Monday, December 18, 2017

The state of the deal | M&A trends 2018 - Deloitte



This report is the result of a survey of more than 1,000 executives to gauge their expectations for M&A activity in 2018 and to better understand their experience with prior transactions.All survey participants work in either private or public companies or private equity firms with annual revenues of $10 million or greater. The participants consist of senior executives (director-level or higher) involved in M&A activity. One-third of corporate respondents work in the C-Suite, while half of private equity respondents are involved in fund management.

Corporations and private equity firms foresee an acceleration of merger and acquisition (M&A) activity in 2018—both in the number of deals and the size of those transactions.In Deloitte’s fifth M&A trends report, we heard from more than 1,000 executives at corporations and private equity firms about the current year and their expectations for the next 12 months. The results point to strong deal activity ahead: About 68 percent of executives at US-headquartered corporations and 76 percent of leaders at domestic-based private equity firms say deal flow will increase in the next 12 months. 

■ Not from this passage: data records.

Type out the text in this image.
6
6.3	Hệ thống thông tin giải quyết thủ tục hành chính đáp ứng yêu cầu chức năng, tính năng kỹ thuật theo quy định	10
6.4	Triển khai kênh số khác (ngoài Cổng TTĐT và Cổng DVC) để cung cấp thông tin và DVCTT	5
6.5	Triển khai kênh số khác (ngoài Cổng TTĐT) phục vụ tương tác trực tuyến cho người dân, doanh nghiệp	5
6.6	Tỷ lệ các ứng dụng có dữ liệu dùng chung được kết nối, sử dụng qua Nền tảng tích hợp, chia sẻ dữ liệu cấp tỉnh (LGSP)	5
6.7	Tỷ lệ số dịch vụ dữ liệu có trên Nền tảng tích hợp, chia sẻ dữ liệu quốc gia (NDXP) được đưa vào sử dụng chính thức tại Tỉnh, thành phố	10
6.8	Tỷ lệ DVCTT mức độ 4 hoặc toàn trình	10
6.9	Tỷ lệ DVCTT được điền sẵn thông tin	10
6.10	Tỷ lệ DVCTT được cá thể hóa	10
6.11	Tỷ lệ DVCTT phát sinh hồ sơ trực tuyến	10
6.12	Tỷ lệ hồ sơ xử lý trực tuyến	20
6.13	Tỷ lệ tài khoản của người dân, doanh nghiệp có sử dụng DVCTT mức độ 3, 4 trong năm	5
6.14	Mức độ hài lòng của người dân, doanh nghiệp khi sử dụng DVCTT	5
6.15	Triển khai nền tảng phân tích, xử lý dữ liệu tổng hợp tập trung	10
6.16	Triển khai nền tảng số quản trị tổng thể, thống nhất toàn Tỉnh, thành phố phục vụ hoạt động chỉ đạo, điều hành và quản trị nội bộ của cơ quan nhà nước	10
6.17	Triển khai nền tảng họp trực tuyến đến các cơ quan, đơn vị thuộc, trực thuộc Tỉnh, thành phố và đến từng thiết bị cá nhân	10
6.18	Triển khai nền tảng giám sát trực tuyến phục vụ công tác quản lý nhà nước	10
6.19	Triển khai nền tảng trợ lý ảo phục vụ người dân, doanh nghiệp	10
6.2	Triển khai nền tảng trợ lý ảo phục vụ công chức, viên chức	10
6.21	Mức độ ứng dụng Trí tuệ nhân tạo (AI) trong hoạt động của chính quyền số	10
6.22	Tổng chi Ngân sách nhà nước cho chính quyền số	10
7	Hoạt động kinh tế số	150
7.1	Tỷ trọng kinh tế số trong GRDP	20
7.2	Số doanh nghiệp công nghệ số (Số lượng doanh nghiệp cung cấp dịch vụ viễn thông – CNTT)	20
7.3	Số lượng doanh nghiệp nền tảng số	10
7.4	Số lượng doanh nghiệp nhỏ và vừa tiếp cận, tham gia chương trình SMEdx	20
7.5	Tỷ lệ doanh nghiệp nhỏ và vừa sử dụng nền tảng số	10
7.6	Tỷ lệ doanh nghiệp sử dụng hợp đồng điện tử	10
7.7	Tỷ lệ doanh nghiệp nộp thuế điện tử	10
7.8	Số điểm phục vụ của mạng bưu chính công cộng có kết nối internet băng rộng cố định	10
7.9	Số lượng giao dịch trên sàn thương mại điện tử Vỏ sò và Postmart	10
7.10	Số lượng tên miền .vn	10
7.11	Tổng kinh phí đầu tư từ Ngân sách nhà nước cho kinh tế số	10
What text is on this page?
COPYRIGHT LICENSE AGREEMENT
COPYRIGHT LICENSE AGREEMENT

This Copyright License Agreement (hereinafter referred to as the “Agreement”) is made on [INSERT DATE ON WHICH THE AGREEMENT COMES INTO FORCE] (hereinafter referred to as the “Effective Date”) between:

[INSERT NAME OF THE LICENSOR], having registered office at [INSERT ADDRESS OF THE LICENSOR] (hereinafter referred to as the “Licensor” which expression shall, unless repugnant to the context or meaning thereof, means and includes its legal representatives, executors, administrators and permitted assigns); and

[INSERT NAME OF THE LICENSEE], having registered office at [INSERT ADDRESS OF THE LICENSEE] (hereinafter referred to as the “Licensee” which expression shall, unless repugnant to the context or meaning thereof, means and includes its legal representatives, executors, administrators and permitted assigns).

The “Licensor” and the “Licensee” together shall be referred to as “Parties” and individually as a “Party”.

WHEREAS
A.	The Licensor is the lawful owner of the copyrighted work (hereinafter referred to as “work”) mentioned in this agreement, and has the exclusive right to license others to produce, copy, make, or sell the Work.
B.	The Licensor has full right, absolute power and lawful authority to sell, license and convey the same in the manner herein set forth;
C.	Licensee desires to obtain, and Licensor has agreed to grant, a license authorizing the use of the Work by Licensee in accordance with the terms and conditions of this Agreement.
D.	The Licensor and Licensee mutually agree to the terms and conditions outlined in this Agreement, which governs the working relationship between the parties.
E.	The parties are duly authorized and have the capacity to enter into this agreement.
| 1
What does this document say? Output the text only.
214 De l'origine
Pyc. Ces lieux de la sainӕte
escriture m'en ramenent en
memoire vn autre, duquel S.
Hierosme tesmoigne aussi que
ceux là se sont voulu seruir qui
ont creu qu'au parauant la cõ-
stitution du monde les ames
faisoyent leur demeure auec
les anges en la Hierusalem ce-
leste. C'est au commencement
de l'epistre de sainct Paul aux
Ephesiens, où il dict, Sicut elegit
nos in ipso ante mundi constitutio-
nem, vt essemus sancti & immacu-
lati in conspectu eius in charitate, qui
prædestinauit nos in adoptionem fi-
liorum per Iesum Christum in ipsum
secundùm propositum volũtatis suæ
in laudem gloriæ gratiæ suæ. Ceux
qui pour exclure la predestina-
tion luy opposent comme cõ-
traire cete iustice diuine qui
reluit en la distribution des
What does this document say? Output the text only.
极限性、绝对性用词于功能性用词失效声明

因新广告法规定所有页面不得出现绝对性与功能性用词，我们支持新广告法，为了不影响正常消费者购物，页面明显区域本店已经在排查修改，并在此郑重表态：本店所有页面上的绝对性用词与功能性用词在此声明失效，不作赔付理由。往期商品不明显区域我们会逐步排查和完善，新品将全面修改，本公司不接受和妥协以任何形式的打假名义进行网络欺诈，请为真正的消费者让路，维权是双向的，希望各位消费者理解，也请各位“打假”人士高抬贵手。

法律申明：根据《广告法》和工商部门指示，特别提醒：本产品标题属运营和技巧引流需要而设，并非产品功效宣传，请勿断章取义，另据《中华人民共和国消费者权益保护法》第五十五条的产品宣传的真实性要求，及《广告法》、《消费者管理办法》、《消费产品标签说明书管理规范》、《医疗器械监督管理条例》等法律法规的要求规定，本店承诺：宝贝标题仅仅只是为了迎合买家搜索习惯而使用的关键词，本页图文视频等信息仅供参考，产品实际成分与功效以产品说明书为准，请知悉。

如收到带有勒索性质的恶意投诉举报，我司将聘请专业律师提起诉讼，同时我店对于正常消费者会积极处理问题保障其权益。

Further, most respondents believe deal size will either increase (63 percent) or stay the same (34 percent), compared with deals brokered in 2017.Since our previous annual survey, the environment for domestic M&A has been muted due to concerns about, among other things, the economy, political and regulatory uncertainty, market volatility, and valuations. While those concerns are all diminishing according to findings from our new survey, 1 in 8 respondents cites delayed legislation as a potential obstacle ahead. That concern could abate if significant pro-business legislation, including tax reform, materializes in the coming months.

Key Findings

Tools and technology are making an impact

Almost two-thirds of respondents (63 percent) are going beyond the spreadsheet and using new M& A technology tools to assist with reporting and integration. Respondents say the tools help reduce conflicts, costs, and time—likely key factors in making more deals work.

In it for the technology

Technology acquisition is the new No. 1 driver of M& A pursuits, ahead of expanding customer bases in existing markets, or adding to products or services. Talent acquisition continues to trend upward as a motivation for M& A strategies. In a new question in this year’s survey, 12 percent of respondents cite digital strategy as the driving force behind M& A deals for the coming year; combined, acquiring technology or a digital strategy accounted for about a third of all deals being pursued.

Bigger firms are more confident

Corporate executives and private equity investors from the largest firms—with revenues and investments in excess of $1 billion—are considerably more confident than their smaller counterparts that they will engage in bigger deals in the coming year.

Deals are working better

Only a handful of corporate respondents (12 percent) say that a majority of their M& A deals are not generating the expected return on investment. This is down from just under 40 percent in spring 2016. An even slimmer number of private equity survey respondents (6 percent) say that a majority of their deals are missing the mark—this is consistent with what respondents reported a year ago and continues the downward trend from a high of 54 percent back in spring 2016.

Full speed ahead for divestitures

Divestitures should persist as a major focus in 2018. Seventy percent of survey respondents plan to shed businesses next year—driven by financing needs and strategy shifts.

Driven by convergence

Industry and sector convergence continue to be major themes, with a strong bias toward vertical integration. Top industries that respondents predicted to experience convergence are life sciences and health care, technology, and financial services.